Юкаминкан душа простая: не обидчивый, любопытный.

— Почему так решил, однако?

— Вот этого, — Мисюра кивнул в сторону Тереха, — теперь только медведи бояться. Потому что дикие. А человек чувствует себя свободным. Никто его не может заставить стать конвойным и водить под ружьем других людей. Я понимаю, ты еще не забыл, как тебе дед рассказывал: НКВД — большой начальник. Его слушать надо, иначе будет худо. Но теперь НКВД уже нет. В нашей стране конституция. В Москве ее начальство оберегает. А здесь, в тайге гарантом всех прав служит ружье. Их у вас с братом — два. Это на один голос больше, чем пистолет майора. Самая настоящая демократия…

— Он правду говорит, — вдруг вмешался в разговор более смышленый чем брат Ака. — Председатель тоже говорил — демократия.

— Хороший у вас председатель. Умный. Делайте майору ручкой и идите по своим делам. В тайгу.

— Ты не обманываешь? — спросил Юкаминкан недоверчиво.

— Нет, он говорит правду, — сказал Ака и поднял ружье, направляя его на Тереха. — Мы, дядька, пойдем. Ты сам свои дела делай. Теперь демократия…

Нанайцу понравилось слово и он повторил:

— Демократия. Пролетарии больше соединяйся не надо. Сам себе каждый гуляй могу.

Охотники исчезли в зарослях как ночные тени, правда, не забыв затоптать остатки улей костра. Терех с пистолетом в руке остался с Мисюрой один на один.

— Веди, — сказал Мисюра обреченно. — Ваше слово, товарищ маузер.

— Шагай.

Терех указал пистолетом направление.

— Стойкий ты человек, майор, — обреченно вздохнул Мисюра. — Поверь, я даже не догадывался…

— О чем?

— О том, что у тебя здесь, — согнутым пальцем Мисюра постучал себе по макушке, — пробка. — Все, Терех, все. Ты как был сторожевым псом при ворованном добре в усадьбе разбойников, таким и остался. А я уже все понял и стал другой. Жизнь требует перемен. Лично я уже изменился. И пусть остерегаются те, кто меня к этому подтолкнул. Хватит, походил благоверным и законопослушным. Понял, что дураками власти правят с помощью законов и обмана. А ведь раньше все время верил: те, кто наверху надо мной также исповедуют принцип: как невесту родину мы любим, бережем как ласковую мать. Помнишь, такое пели? Так вот давай остановимся. Те, кто нами правит не любят своей страны. Они любят себя в этой стране. В которой можно обворовать доверчивых и гнать на убой послушных.

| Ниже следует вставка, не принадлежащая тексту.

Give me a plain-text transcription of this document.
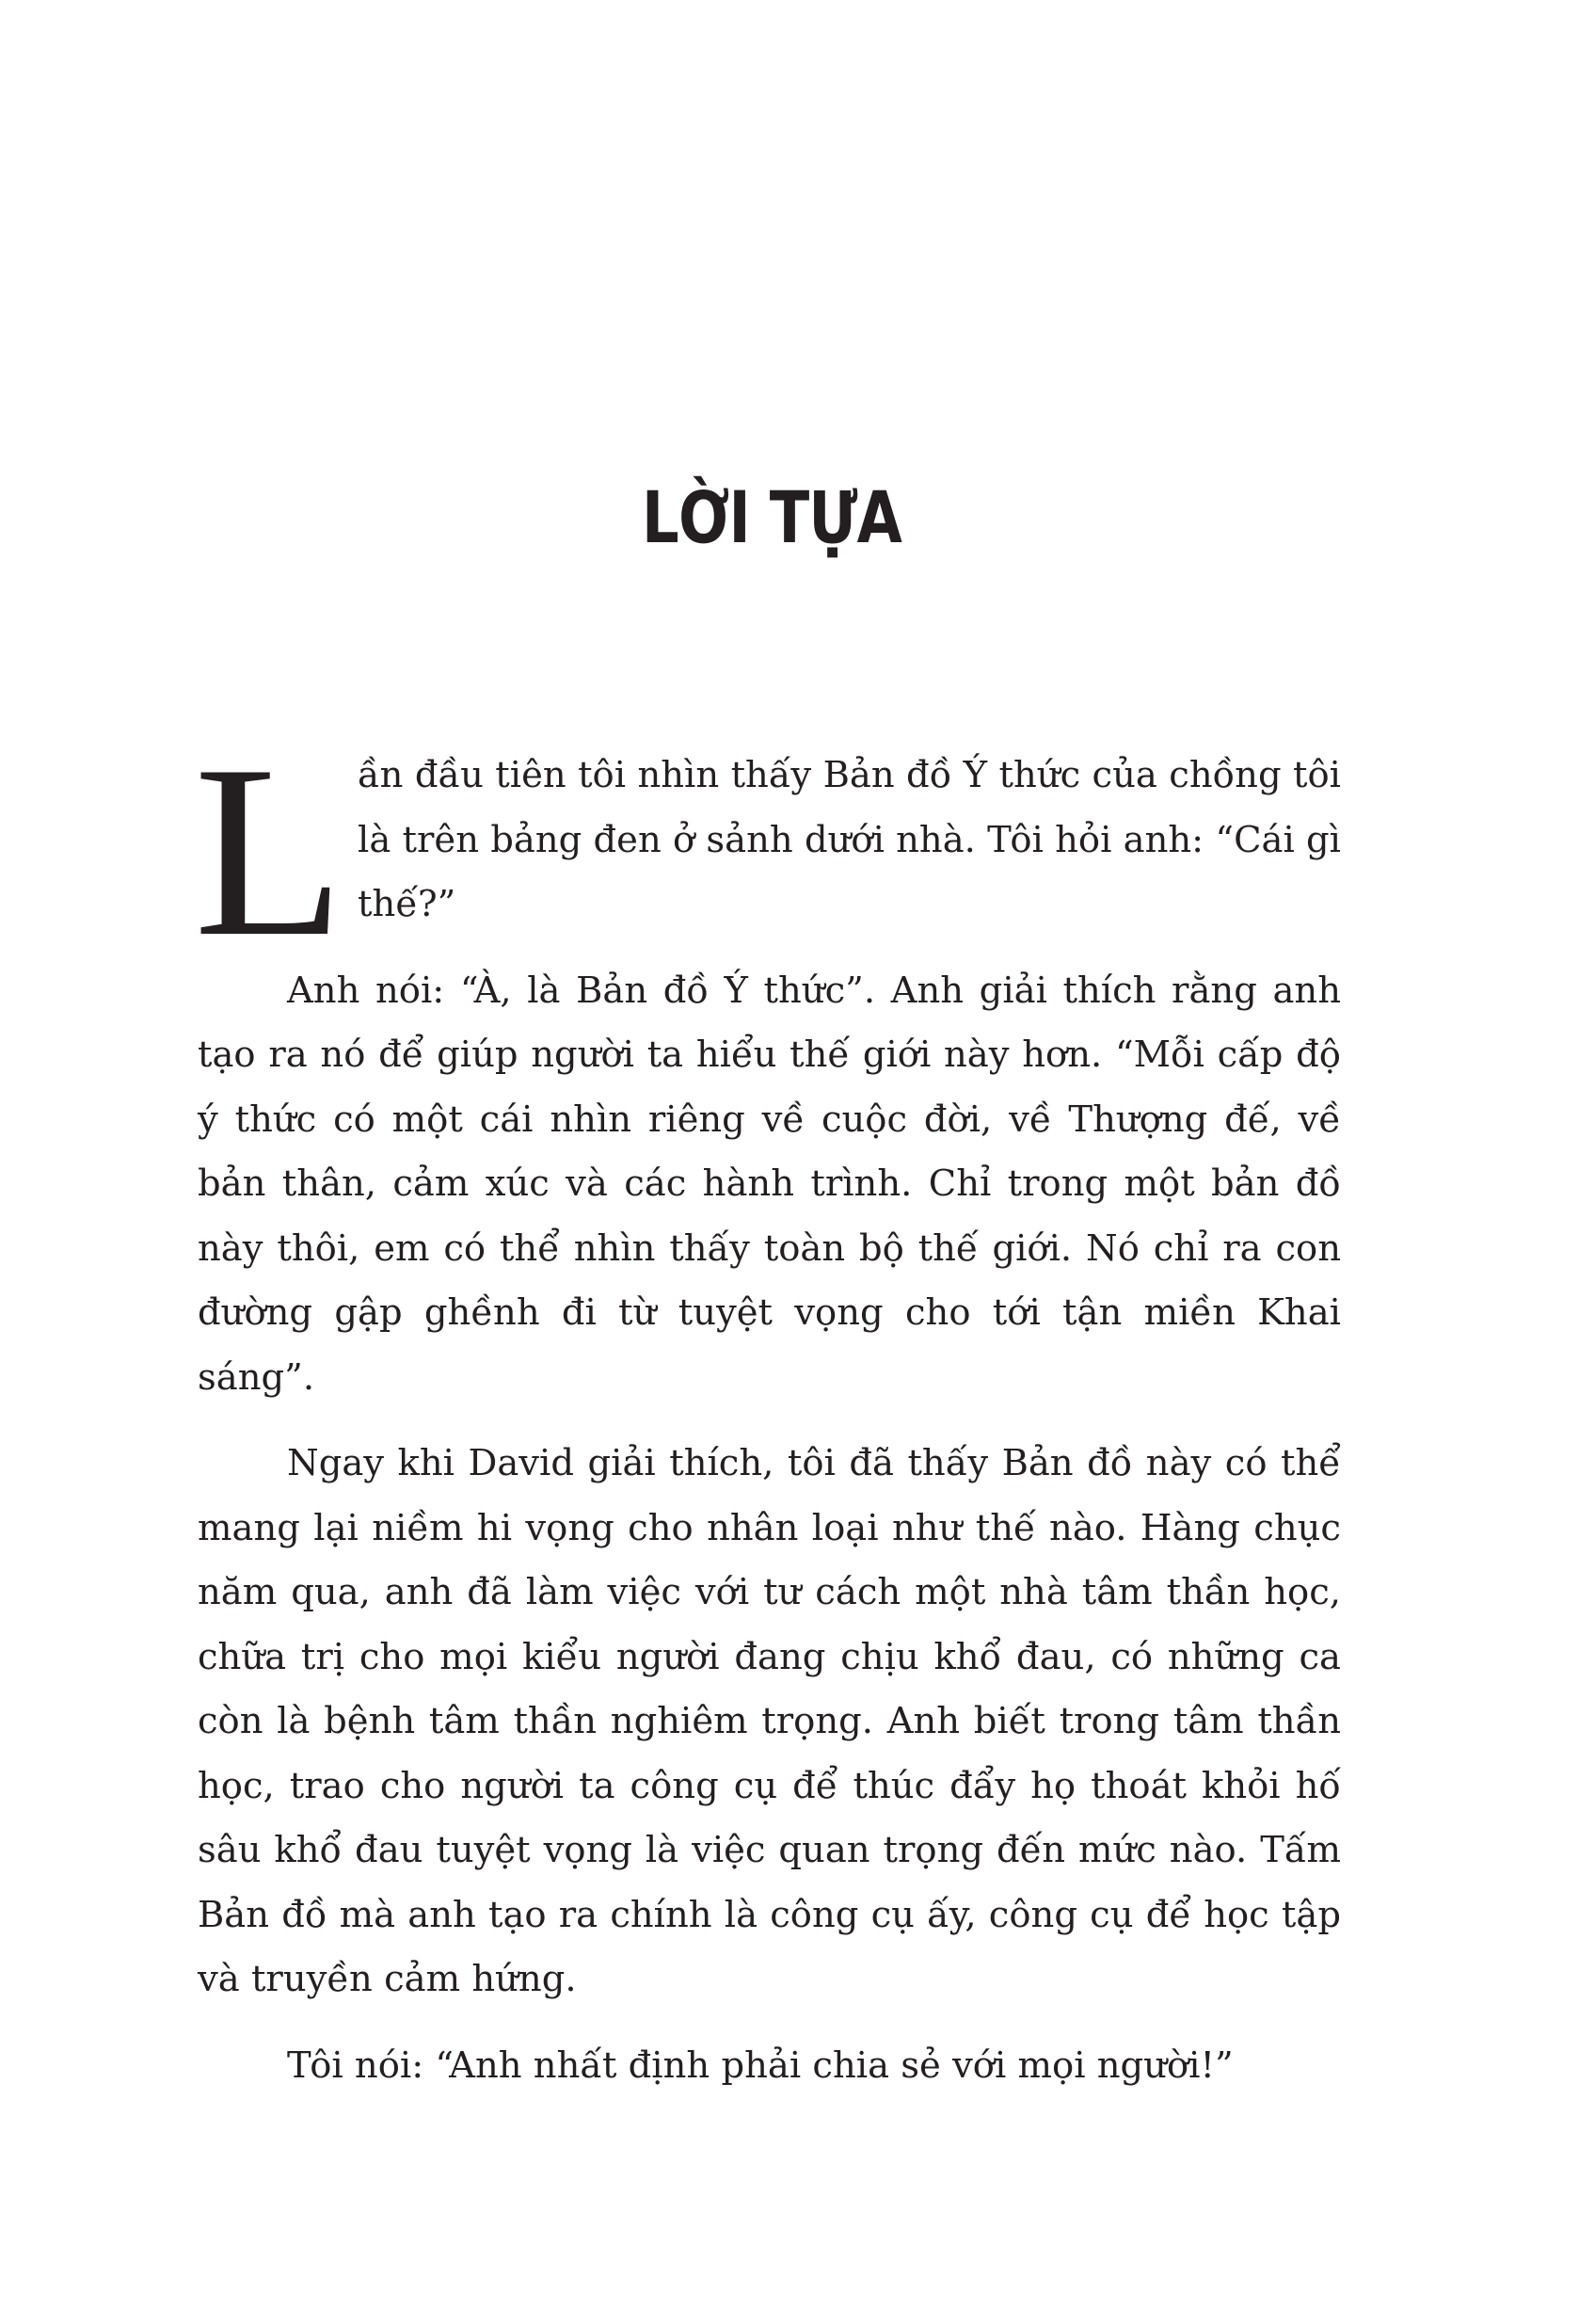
LỜI TỰA

Lần đầu tiên tôi nhìn thấy Bản đồ Ý thức của chồng tôi là trên bảng đen ở sảnh dưới nhà. Tôi hỏi anh: “Cái gì thế?”

Anh nói: “À, là Bản đồ Ý thức”. Anh giải thích rằng anh tạo ra nó để giúp người ta hiểu thế giới này hơn. “Mỗi cấp độ ý thức có một cái nhìn riêng về cuộc đời, về Thượng đế, về bản thân, cảm xúc và các hành trình. Chỉ trong một bản đồ này thôi, em có thể nhìn thấy toàn bộ thế giới. Nó chỉ ra con đường gập ghềnh đi từ tuyệt vọng cho tới tận miền Khai sáng”.

Ngay khi David giải thích, tôi đã thấy Bản đồ này có thể mang lại niềm hi vọng cho nhân loại như thế nào. Hàng chục năm qua, anh đã làm việc với tư cách một nhà tâm thần học, chữa trị cho mọi kiểu người đang chịu khổ đau, có những ca còn là bệnh tâm thần nghiêm trọng. Anh biết trong tâm thần học, trao cho người ta công cụ để thúc đẩy họ thoát khỏi hố sâu khổ đau tuyệt vọng là việc quan trọng đến mức nào. Tấm Bản đồ mà anh tạo ra chính là công cụ ấy, công cụ để học tập và truyền cảm hứng.

Tôi nói: “Anh nhất định phải chia sẻ với mọi người!”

Кому надо, чтобы я любил других больше себя? Лично мне не надо. Нужно мне кому-то верно служить? Нет, хвати, научен! Я буду служить, то только своему богатству. И пошли вы все! Я ничего не украл у народа, Терех! Ни бесплатного жилища, ни низкой квартплаты, ни денег у стариков, которые были отложены на собственные похороны. Не я обманул народ, раздав ему ваучеры, которые даже для подтирки не сгодились из-за жесткости бумаги. Я не воровал у солдат их пайки и у армии оружия, чтобы загнать его за границу. И ты можешь думать что хочешь…

— Что еще? — Терех не скрывал своего пренебрежения к словам Мисюры.

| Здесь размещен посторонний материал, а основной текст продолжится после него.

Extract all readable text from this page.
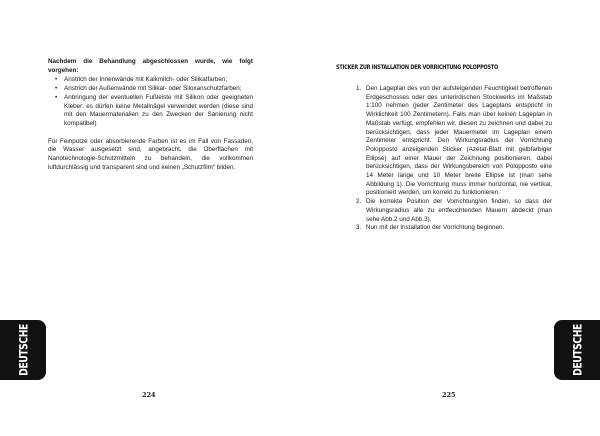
Nachdem die Behandlung abgeschlossen wurde, wie folgt vorgehen:

• Anstrich der Innenwände mit Kalkmilch- oder Silikatfarben;
• Anstrich der Außenwände mit Silikat- oder Siloxanschutzfarben;
• Anbringung der eventuellen Fußleiste mit Silikon oder geeigneten Kleber: es dürfen keine Metallnägel verwendet werden (diese sind mit den Mauermaterialien zu den Zwecken der Sanierung nicht kompatibel)

Für Feinputze oder absorbierende Farben ist es im Fall von Fassaden, die Wasser ausgesetzt sind, angebracht, die Oberflächen mit Nanotechnologie-Schutzmitteln zu behandeln, die vollkommen luftdurchlässig und transparent sind und keinen „Schutzfilm“ bilden.

DEUTSCHE
224
STICKER ZUR INSTALLATION DER VORRICHTUNG POLOPPOSTO
1. Den Lageplan des von der aufsteigenden Feuchtigkeit betroffenen Erdgeschosses oder des unterirdischen Stockwerks im Maßstab 1:100 nehmen (jeder Zentimeter des Lageplans entspricht in Wirklichkeit 100 Zentimetern). Falls man über keinen Lageplan in Maßstab verfügt, empfehlen wir, diesen zu zeichnen und dabei zu berücksichtigen, dass jeder Mauermeter im Lageplan einem Zentimeter entspricht. Den Wirkungsradius der Vorrichtung Polopposto anzeigenden Sticker (Azetat-Blatt mit gelbfarbiger Ellipse) auf einer Mauer der Zeichnung positionieren, dabei berücksichtigen, dass der Wirkungsbereich von Polopposto eine 14 Meter lange und 10 Meter breite Ellipse ist (man sehe Abbildung 1). Die Vorrichtung muss immer horizontal, nie vertikal, positioniert werden, um korrekt zu funktionieren.
2. Die korrekte Position der Vorrichtung/en finden, so dass der Wirkungsradius alle zu entfeuchtenden Mauern abdeckt (man sehe Abb.2 und Abb.3).
3. Nun mit der Installation der Vorrichtung beginnen.
DEUTSCHE
225
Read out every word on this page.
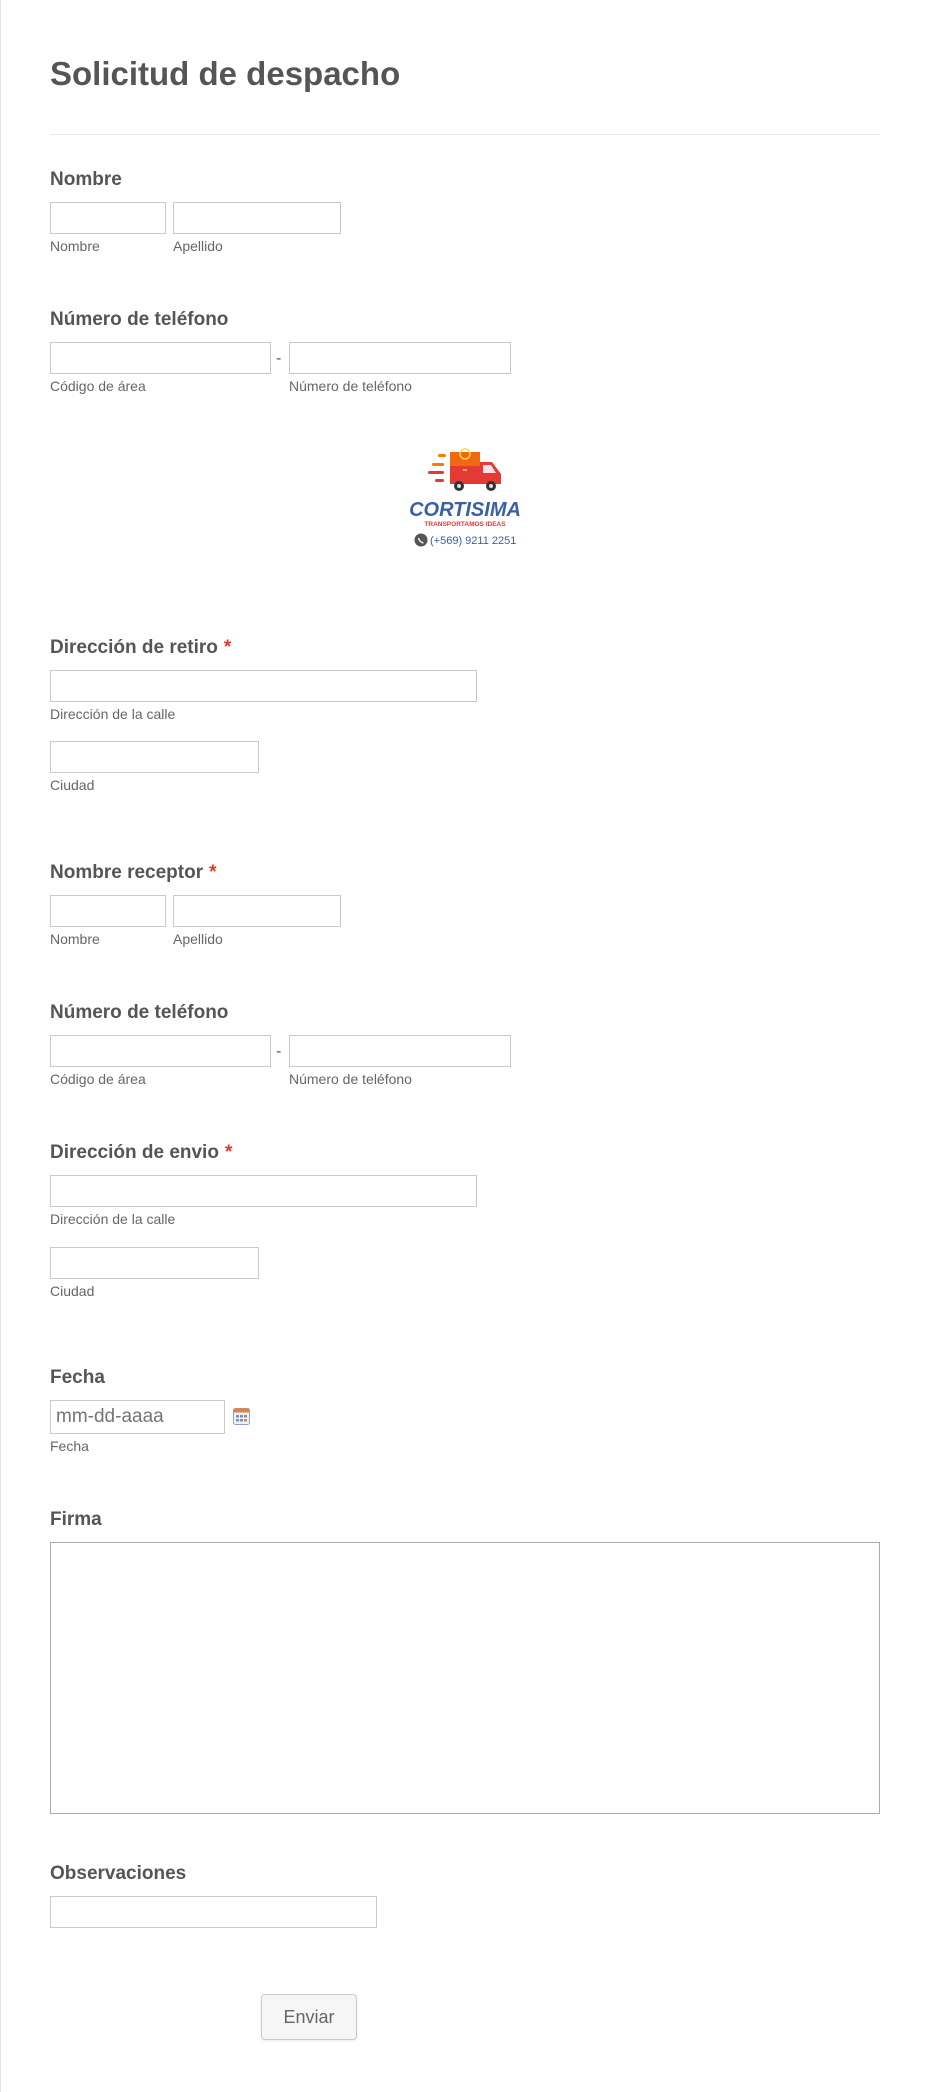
Solicitud de despacho
Nombre
Nombre	Apellido
Número de teléfono
-
Código de área	Número de teléfono
CORTISIMA
TRANSPORTAMOS IDEAS
(+569) 9211 2251
Dirección de retiro *
Dirección de la calle
Ciudad
Nombre receptor *
Nombre	Apellido
Número de teléfono
-
Código de área	Número de teléfono
Dirección de envio *
Dirección de la calle
Ciudad
Fecha
mm-dd-aaaa
Fecha
Firma
Observaciones
Enviar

— Еще? То что мы, военные, ни к чему не пригодные люди. Все наши генералы с широкими погонами и большими звездами что-то собой представляют, когда у них есть кем командовать. Дивизии, армии. Они быстро понимают, что им приказано гнать солдат в дерьмо и гонят их. И никто не возвысит голос, не попытается назвать безрассудство политиков глупостью. Потому что каждый твердо знает — сними погоны с него и он — ничто.

— Давно додумался?

— К сожалению, недавно. Что поделаешь, дури за время службы в голову нам набили немало. Теперь муть осела, шелуха отвеялась. Правда, не у всех. У тебя этого не произошло.

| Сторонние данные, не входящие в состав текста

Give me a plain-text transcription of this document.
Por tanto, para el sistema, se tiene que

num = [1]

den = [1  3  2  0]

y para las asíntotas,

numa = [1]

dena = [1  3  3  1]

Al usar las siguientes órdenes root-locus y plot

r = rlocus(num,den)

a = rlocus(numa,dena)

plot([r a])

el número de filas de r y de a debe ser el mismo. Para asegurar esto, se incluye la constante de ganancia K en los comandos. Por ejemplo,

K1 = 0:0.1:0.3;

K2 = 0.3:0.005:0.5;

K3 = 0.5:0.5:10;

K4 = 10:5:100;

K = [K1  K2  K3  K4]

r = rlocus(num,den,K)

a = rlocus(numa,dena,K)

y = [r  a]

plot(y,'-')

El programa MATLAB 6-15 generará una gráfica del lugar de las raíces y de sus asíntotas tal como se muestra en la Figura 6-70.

Терех больно ткнул его пистолетом под ребра.

— Еще такое брякнешь, врежу по башке рукояткой.

Мисюра поморщился: удар был ощутимый. Но своего не оставил.

— Я может и сам дурак, но стараюсь думать. Хочешь расскажу, что будет, когда ты меня довезешь до места?

— Заткнись.

— Как угодно, а я просто порассуждаю вслух.

Терех промолчал.

— Вот ты меня героически приведешь к начальству. Для порядка меня закатают в комнату смеха. Или у вас это называют обезьянником? Ладно, посмотрим. Конечно, меня спросят: ты что делал в лесу, капитан Мисюра? Скажу: охотился. Родина мне денег не платит второй месяц, дома холодильник пустой, кусать нечего, разве что локти. Потому вот решил немного поохотиться, чтобы было чем нарушить кислотно-щелочной баланс. В тайге было нас двое. Я и лейтенант Крылов. Его убили. Там, между прочим, шла война. С корейцами. Вы о ней знаете? Нет? Тогда пусть майор Терех доложит. Теперь скажи, что будет дальше?